For the cytosolic fractions, cells were washed twice with PBS, resuspended in 20 mM Hepes-KOH pH 7.5, 10 mM KCl, 1.5 mM MgCl2, 1 mM EDTA, 1 mM EGTA, 0.1 mM phenylmethylsulfonylfluoride, 1 mM dithiothreitol, 250 mM sucrose and 1 μg/mL leupeptin, pepstatin A and aprotinin, and lysed by pushing them several times through a 22-gauge needle. Lysates were centrifuged at 1000× g for 5 min at 4 °C and the supernatants were spun down again at 105,000× g for 45 min at 4 °C. The resulting supernatants were used as the soluble cytosolic fraction.

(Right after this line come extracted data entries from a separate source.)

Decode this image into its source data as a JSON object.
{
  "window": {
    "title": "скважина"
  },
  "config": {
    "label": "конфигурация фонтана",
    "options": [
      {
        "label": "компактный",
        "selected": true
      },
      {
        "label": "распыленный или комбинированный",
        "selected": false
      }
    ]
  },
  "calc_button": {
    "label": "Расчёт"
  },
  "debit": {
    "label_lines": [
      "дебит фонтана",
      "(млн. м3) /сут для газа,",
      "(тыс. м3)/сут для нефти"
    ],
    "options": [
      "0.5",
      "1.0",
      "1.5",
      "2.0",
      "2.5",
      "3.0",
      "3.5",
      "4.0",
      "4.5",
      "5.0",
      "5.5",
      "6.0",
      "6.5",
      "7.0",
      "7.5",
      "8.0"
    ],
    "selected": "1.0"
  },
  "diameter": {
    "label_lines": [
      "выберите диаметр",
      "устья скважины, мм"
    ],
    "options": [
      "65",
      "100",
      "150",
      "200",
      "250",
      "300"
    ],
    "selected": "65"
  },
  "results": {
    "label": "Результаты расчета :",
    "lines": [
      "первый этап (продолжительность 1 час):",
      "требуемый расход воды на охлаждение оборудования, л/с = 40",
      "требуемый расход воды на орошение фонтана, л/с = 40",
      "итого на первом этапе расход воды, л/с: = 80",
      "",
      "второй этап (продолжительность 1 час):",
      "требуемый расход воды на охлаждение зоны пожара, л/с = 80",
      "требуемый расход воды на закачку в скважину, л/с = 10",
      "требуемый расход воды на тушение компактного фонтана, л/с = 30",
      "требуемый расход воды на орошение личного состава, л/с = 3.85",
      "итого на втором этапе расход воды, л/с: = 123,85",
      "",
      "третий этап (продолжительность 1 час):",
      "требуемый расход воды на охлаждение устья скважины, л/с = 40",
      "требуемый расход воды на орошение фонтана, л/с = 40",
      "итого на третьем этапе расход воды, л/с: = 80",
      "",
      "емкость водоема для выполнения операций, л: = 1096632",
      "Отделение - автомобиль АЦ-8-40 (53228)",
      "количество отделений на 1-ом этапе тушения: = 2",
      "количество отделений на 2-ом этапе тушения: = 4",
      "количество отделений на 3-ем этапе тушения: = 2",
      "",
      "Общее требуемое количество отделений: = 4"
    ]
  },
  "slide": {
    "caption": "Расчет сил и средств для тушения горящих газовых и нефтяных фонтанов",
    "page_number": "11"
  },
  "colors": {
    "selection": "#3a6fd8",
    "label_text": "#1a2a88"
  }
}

The primary antibodies used for Western blots were purchased from the following companies: anti-caspase-3 (ADI-AAP-113), -8 (ADI-AAM-118) and -9 (ADI-AAM-139) from Enzo (Plymouth Meeting, PA, USA); anti-poly(ADP-ribose) polymerase (PARP) (551024) and anti-cytochrome c (556433) from BD Pharmingen (San Diego, CA, USA); anti-β-actin (clone AC-74, A2228) from Sigma-Aldrich (Saint Louis, MO, USA). Secondary antibodies (NA9310 and NA9340) were from GE Healthcare (Little Chalfont, UK). PVDF membranes were from Millipore (Temecula, CA, USA).
4.8. Statistical Analysis
Statistical differences between means of control and treated samples were tested using Student’s t-test. p-values below 0.05 were considered as statistically significant.